Tanggal 28 September 2018, Walikota Jayapura diberikan Anugerah Pendidikan Indonesia. Dia menjadi 1 dari hanya 3 walikota di Indonesia yang menerima penghargaan ini. Pak Walikota diberi penghargaan atas dukungannya dalam upaya peningkatan kompetensi guru di Jayapura. Beberapa kali kegiatan IGI dilaksanakan di Jayapura, selalu mendapat apresiasi dan dukungannya.

Akhirnya Walikota Jayapura, Dr. Benhur Tomi Mano, MM. membuka jalan. Perubahan cepat di Papua membuat Ibu Since diundang khusus dalam Upacara Hari Kesaktian Pancasila 1 Oktober 2018 di Kantor Walikota Jayapura. Ini membuka mata banyak pihak akan peran besar IGI dalam upaya peningkatan kompetensi guru.

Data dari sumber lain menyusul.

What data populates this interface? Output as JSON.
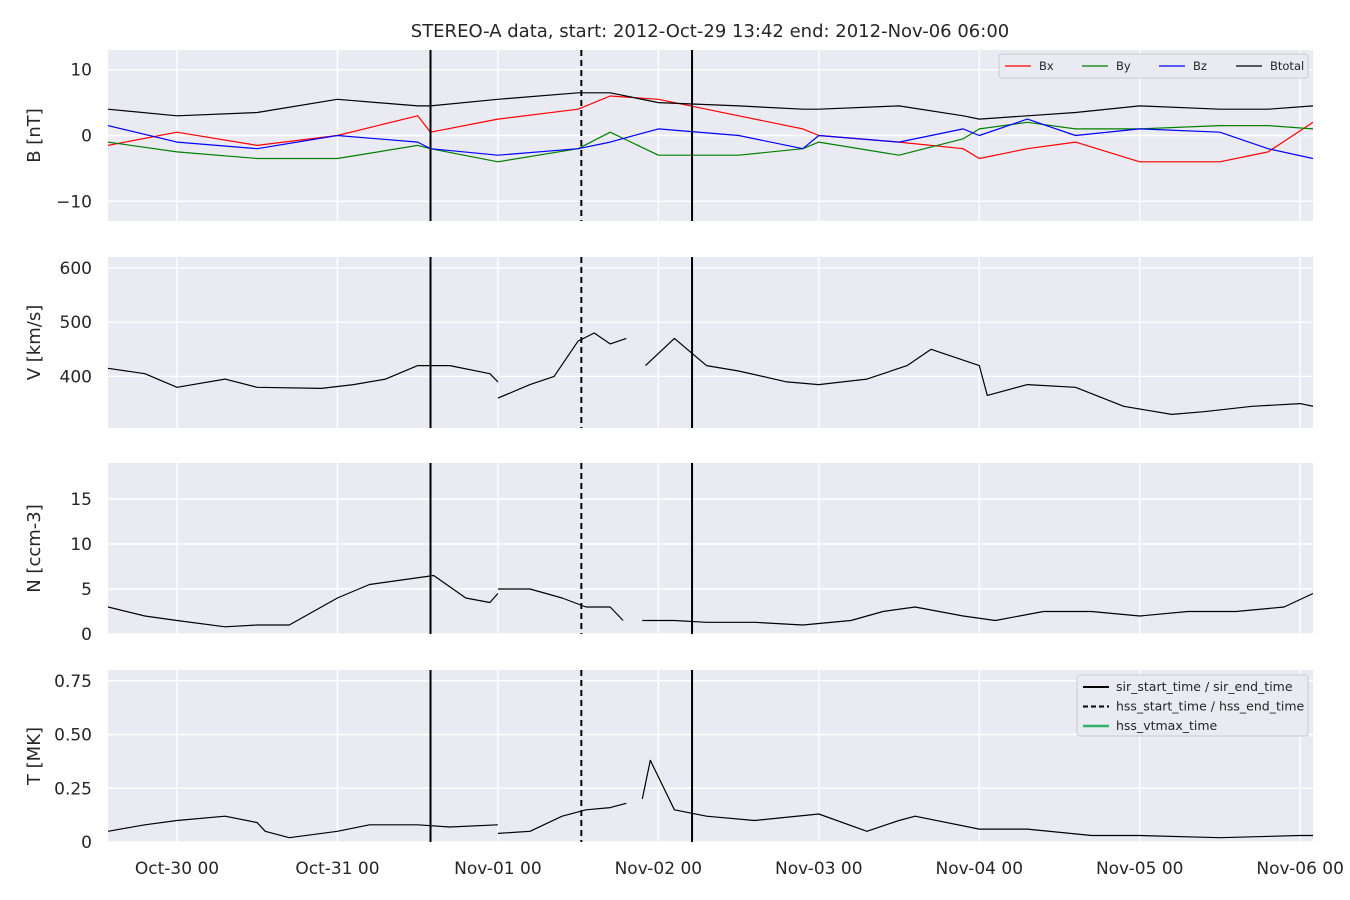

Ibu Since, Ketua Wilayah IGI Papua diundang khusus untuk menyerahkan Anugerah Pendidikan Indonesia dihadapan peserta upacara kepada Walikota Jayapura Dr. Drs Benhur Tomi Mano MM. Harapan akan terwujudnya kualitas guru Papua sama baiknya dengan guru di seluruh Indonesia insya Allah akan kita wujudkan bersama, sulit memang tetapi tentu saja tidak mustahil.